Being a visible foreigner in Japan comes with its pros and cons. You don’t have to worry about speaking imperfect Japanese, but you may also become frustrated when Japanese refuse to respond to you in anything other than broken English. For better or for worse, those particular problems will never apply to me. Living here as an American of Japanese descent — an “invisible” gaijin — has been both enlightening and extremely vexing.
By way of example, from the countryside to the city, my Japanese face has provoked these responses and more:
- At a bicycle parking area (from a Japanese person): “You aren’t American. What’s wrong with you, baka (stupid)? Why can’t you speak Japanese?”
- At a club in Shibuya (from a Japanese person): “Hey. He wants to talk to you. You can’t speak Japanese?” Disappears.

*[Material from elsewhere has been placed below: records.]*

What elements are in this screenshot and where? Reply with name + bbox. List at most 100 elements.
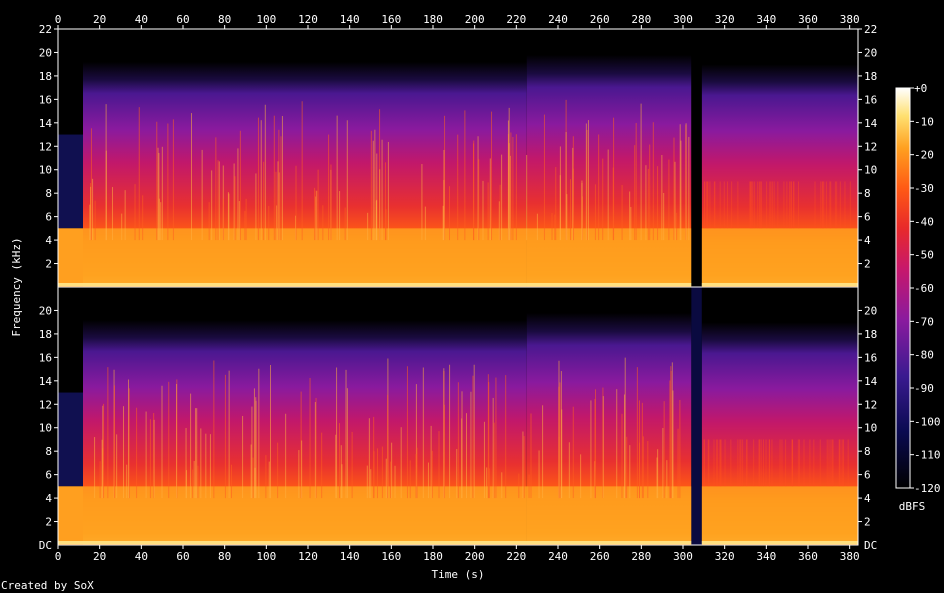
y-tick-label: 4 xyxy=(864,234,871,247)
y-tick-label: 6 xyxy=(45,469,52,482)
y-tick-label: 10 xyxy=(39,422,52,435)
y-tick-label: 18 xyxy=(864,70,877,83)
y-tick-label: 14 xyxy=(864,375,878,388)
y-tick-label: 2 xyxy=(45,258,52,271)
y-tick-label: 10 xyxy=(864,422,877,435)
y-tick-label: 6 xyxy=(45,211,52,224)
x-tick-label: 180 xyxy=(423,550,443,563)
y-tick-label: 16 xyxy=(864,351,877,364)
x-tick-label: 320 xyxy=(715,550,735,563)
y-tick-label: 6 xyxy=(864,469,871,482)
colorbar-tick-label: -120 xyxy=(914,482,941,495)
x-tick-label: 220 xyxy=(506,13,526,26)
silence-gap xyxy=(691,29,702,287)
x-tick-label: 260 xyxy=(590,13,610,26)
x-tick-label: 120 xyxy=(298,550,318,563)
colorbar-tick-label: -80 xyxy=(914,349,934,362)
dc-band xyxy=(58,541,858,544)
x-tick-label: 160 xyxy=(381,550,401,563)
x-tick-label: 40 xyxy=(135,13,148,26)
x-tick-label: 300 xyxy=(673,550,693,563)
x-tick-label: 240 xyxy=(548,13,568,26)
x-tick-label: 280 xyxy=(631,550,651,563)
low-frequency-band xyxy=(701,486,858,545)
y-tick-label: 12 xyxy=(864,140,877,153)
colorbar-tick-label: -70 xyxy=(914,315,934,328)
colorbar-tick-label: -30 xyxy=(914,182,934,195)
channel-2-plot xyxy=(58,287,858,545)
x-tick-label: 300 xyxy=(673,13,693,26)
y-tick-label: 20 xyxy=(39,46,52,59)
y-tick-label: 18 xyxy=(864,328,877,341)
y-tick-label: 12 xyxy=(39,398,52,411)
dc-band xyxy=(58,283,858,286)
x-tick-label: 0 xyxy=(55,550,62,563)
y-tick-label: 20 xyxy=(39,304,52,317)
y-tick-label: 12 xyxy=(39,140,52,153)
x-tick-label: 240 xyxy=(548,550,568,563)
y-tick-dc: DC xyxy=(864,539,877,552)
x-tick-label: 140 xyxy=(340,13,360,26)
y-tick-label: 4 xyxy=(45,234,52,247)
x-tick-label: 280 xyxy=(631,13,651,26)
y-tick-label: 20 xyxy=(864,46,877,59)
x-tick-label: 180 xyxy=(423,13,443,26)
colorbar-tick-label: -20 xyxy=(914,149,934,162)
x-tick-label: 360 xyxy=(798,13,818,26)
x-tick-label: 160 xyxy=(381,13,401,26)
x-tick-label: 220 xyxy=(506,550,526,563)
x-tick-label: 260 xyxy=(590,550,610,563)
y-axis-label: Frequency (kHz) xyxy=(10,237,23,336)
colorbar-tick-label: -100 xyxy=(914,415,941,428)
x-tick-label: 360 xyxy=(798,550,818,563)
y-tick-label: 4 xyxy=(45,492,52,505)
y-tick-label: 18 xyxy=(39,70,52,83)
y-tick-label: 8 xyxy=(864,445,871,458)
x-tick-label: 200 xyxy=(465,13,485,26)
x-tick-label: 380 xyxy=(840,13,860,26)
x-tick-label: 80 xyxy=(218,13,231,26)
y-tick-label: 2 xyxy=(864,258,871,271)
colorbar-ticks: +0 -10 -20 -30 -40 -50 -60 -70 -80 -90 -100 -110 -12… xyxy=(910,82,941,495)
x-tick-label: 200 xyxy=(465,550,485,563)
silence-gap xyxy=(691,287,702,545)
x-tick-label: 120 xyxy=(298,13,318,26)
y-tick-label: 22 xyxy=(39,23,52,36)
y-tick-label: 2 xyxy=(45,516,52,529)
y-tick-label: 6 xyxy=(864,211,871,224)
colorbar-tick-label: -10 xyxy=(914,115,934,128)
colorbar-tick-label: -110 xyxy=(914,449,941,462)
x-tick-label: 340 xyxy=(756,13,776,26)
colorbar-tick-label: +0 xyxy=(914,82,927,95)
x-tick-label: 60 xyxy=(176,550,189,563)
colorbar-tick-label: -90 xyxy=(914,382,934,395)
low-frequency-band xyxy=(58,486,692,545)
y-tick-label: 8 xyxy=(864,187,871,200)
x-tick-label: 80 xyxy=(218,550,231,563)
y-tick-label: 14 xyxy=(39,375,53,388)
x-tick-label: 100 xyxy=(256,13,276,26)
colorbar-tick-label: -50 xyxy=(914,249,934,262)
y-tick-label: 16 xyxy=(39,351,52,364)
x-tick-label: 380 xyxy=(840,550,860,563)
x-tick-label: 340 xyxy=(756,550,776,563)
y-tick-label: 10 xyxy=(864,164,877,177)
x-tick-label: 20 xyxy=(93,550,106,563)
x-tick-label: 100 xyxy=(256,550,276,563)
colorbar-tick-label: -40 xyxy=(914,215,934,228)
y-tick-label: 16 xyxy=(39,93,52,106)
x-tick-label: 20 xyxy=(93,13,106,26)
x-axis-bottom: 0 20 40 60 80 100 120 140 160 180 200 220 240 260 280 3… xyxy=(55,545,860,563)
y-tick-dc: DC xyxy=(39,539,52,552)
sox-credit: Created by SoX xyxy=(1,579,94,592)
x-axis-top: 0 20 40 60 80 100 120 140 160 180 200 220 240 260 280 3… xyxy=(55,13,860,29)
x-tick-label: 140 xyxy=(340,550,360,563)
y-tick-label: 18 xyxy=(39,328,52,341)
y-tick-label: 22 xyxy=(864,23,877,36)
channel-1-plot xyxy=(58,29,858,287)
intro-low-energy xyxy=(58,134,83,229)
y-tick-label: 8 xyxy=(45,445,52,458)
y-axis-right: 22 20 18 16 14 12 10 8 6 4 2 20 18 16 14 12 10 8 6 4 2 DC xyxy=(858,23,878,552)
y-tick-label: 14 xyxy=(39,117,53,130)
x-axis-label: Time (s) xyxy=(432,568,485,581)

- On the Keisei Liner home from the airport (from another foreigner): “Wow, your English is perfect. Where did you study?”
- In a local ramen shop (from a Japanese person): “Ah, you’re nikkei, so you’re hafu? No? Quarter?”
- At an event for foreigners in Tokyo (from another foreigner): “So, how long did you live in America? Do you enjoy being back in Japan?”
- At the end-of-the-school-year teacher’s enkai, or banquet (from a Japanese person): “Eh! What are you wearing? Have you lost your mind? Dame dayo (Don’t do that)!”
- At a men’s baseball practice (from a Japanese person): “What the $%#@?! Etchi! You can’t wear those shorts. That’s sexual harassment!”
How would you respond with limited Japanese ability? How would you prove to someone that you’re purely American, while speaking in Japanese and having visibly Japanese features? At the time, I couldn’t find the proper words to explain myself to people in Japanese. I felt guilty and voiceless.